Not everyone enjoys conflict. But everyone can benefit from it.

I was thinking the other day about a class I took in seminary called “How to handle opposition, criticism, resistance, and passive-aggression.” Come to think of it, I think I missed that course. The class I took was on source criticism, not criticism per se. Not that understanding source criticism hasn’t been useful. I have new attenders coming up to me all the time to ask why J, D, P, and E couldn’t all just get along.

Still, I think the other class would have been more useful.

Opposition is an inevitable reality of pastoral life. Not just spiritual opposition (“we wrestle not against flesh and blood”). Not just the intellectual opposition of Richard Dawkins/Daniel Dennet/Samuel Harris/Christopher Hitchens readers. I’m talking about friendly fire. The deacon board who votes to wish you a speedy recovery 13-12. The e-mail writer who wonders about your orthodoxy, theological literacy, or citation of unsafe authors. The helpful critic who wonders why you don’t do more altar calls.

There are radically different temperaments when it comes to opposition response. It’s been observed that Teddy Roosevelt required opposition in order to be fully energized. If he didn’t have any opposition, he’d stir some up. Winston Churchill got bored by agreement. Criticism—from his own party, from the opposition, or from his nation’s enemies—fueled him like a double espresso. When Hitler appeared, Churchill found the opponent he’d been waiting for his whole life. His finest hour was the courageous fight against a truly evil adversary.

Some leaders are not intimidated by opposition; they actually thrive on it. It wakes them up. It energizes them. It calls them to battle. It causes them to mobilize their thoughts and energy.
But not everybody.

Neville Chamberlain, for example, is historically associated with the word appeasement. “Peace in our time,’ he said at Munich. He thought that if he could just give enough ground to Hitler, conflict could be avoided and everyone would be happy (except the Poles, the Czechs, the Austrians, and the Jews).

I wonder where you are on the Churchill—Chamberlain spectrum? My guess is that most pastors fall on the appeasement side.

I don’t know that either temperament has a spiritual advantage. A friend of mine served as an elder in a church that hired a pastor who made General Patton look like he needed assertiveness training. But this did not mean the pastor was a fearless leader.

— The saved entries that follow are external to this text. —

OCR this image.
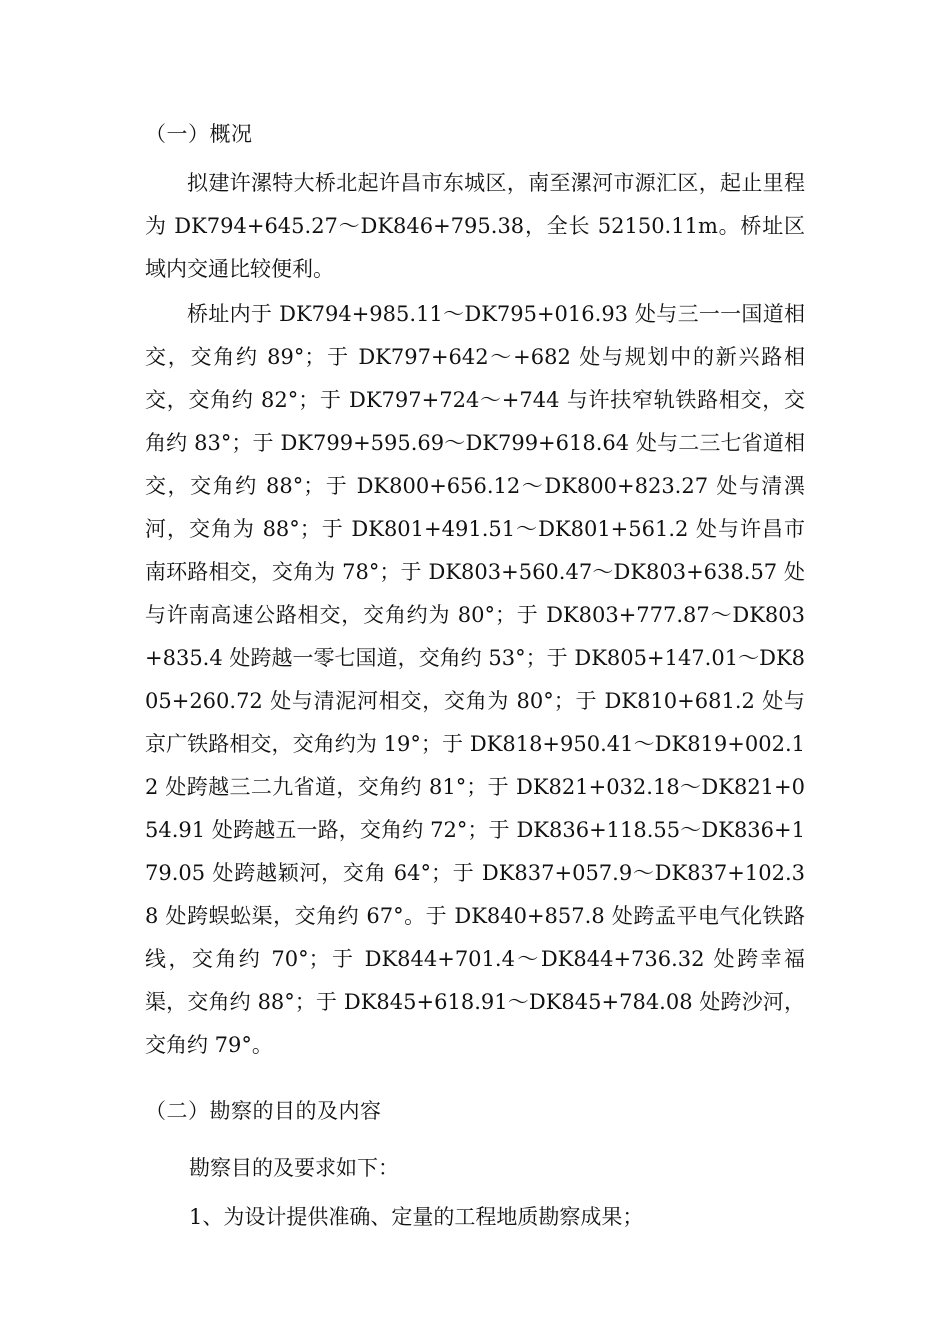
（一）概况

拟建许漯特大桥北起许昌市东城区，南至漯河市源汇区，起止里程为 DK794+645.27～DK846+795.38，全长 52150.11m。桥址区域内交通比较便利。

桥址内于 DK794+985.11～DK795+016.93 处与三一一国道相交，交角约 89°；于 DK797+642～+682 处与规划中的新兴路相交，交角约 82°；于 DK797+724～+744 与许扶窄轨铁路相交，交角约 83°；于 DK799+595.69～DK799+618.64 处与二三七省道相交，交角约 88°；于 DK800+656.12～DK800+823.27 处与清潩河，交角为 88°；于 DK801+491.51～DK801+561.2 处与许昌市南环路相交，交角为 78°；于 DK803+560.47～DK803+638.57 处与许南高速公路相交，交角约为 80°；于 DK803+777.87～DK803+835.4 处跨越一零七国道，交角约 53°；于 DK805+147.01～DK805+260.72 处与清泥河相交，交角为 80°；于 DK810+681.2 处与京广铁路相交，交角约为 19°；于 DK818+950.41～DK819+002.12 处跨越三二九省道，交角约 81°；于 DK821+032.18～DK821+054.91 处跨越五一路，交角约 72°；于 DK836+118.55～DK836+179.05 处跨越颖河，交角 64°；于 DK837+057.9～DK837+102.38 处跨蜈蚣渠，交角约 67°。于 DK840+857.8 处跨孟平电气化铁路线，交角约 70°；于 DK844+701.4～DK844+736.32 处跨幸福渠，交角约 88°；于 DK845+618.91～DK845+784.08 处跨沙河，交角约 79°。

（二）勘察的目的及内容

勘察目的及要求如下：

1、为设计提供准确、定量的工程地质勘察成果；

It just meant he was an ego-centered stubborn little tyrant whose fated ended the same as Yertle the Turtle.

On the other side, I know a pastor in the southwest who has faced mean-spirited, ill-advised, bad-hearted opposition from a key lay leader for years. He’s been trying appeasement the whole time (although he would not admit that even to himself). And it has cost him effectiveness, energy, joy, and self-respect.

I have given up the idea that there is an opposition-free church out there. But I have gained something else—an appreciation for the gift of opposition. When it comes, I learn something about my motives. When it comes, I get to test my courage. When it comes, the truth about my humility (or lack thereof) is revealed. When it comes, blind spots get exposed that would otherwise do damage. When it comes, I am given the opportunity to grow strong. When it comes, I discover that I am the opposition in more lives than I ever would have guessed.

And then I meet the force stronger than any opposition. The force that can call opponents a brood of vipers. The force that can also forgive opponents because “they know not what they do.” In opposition, there is grace.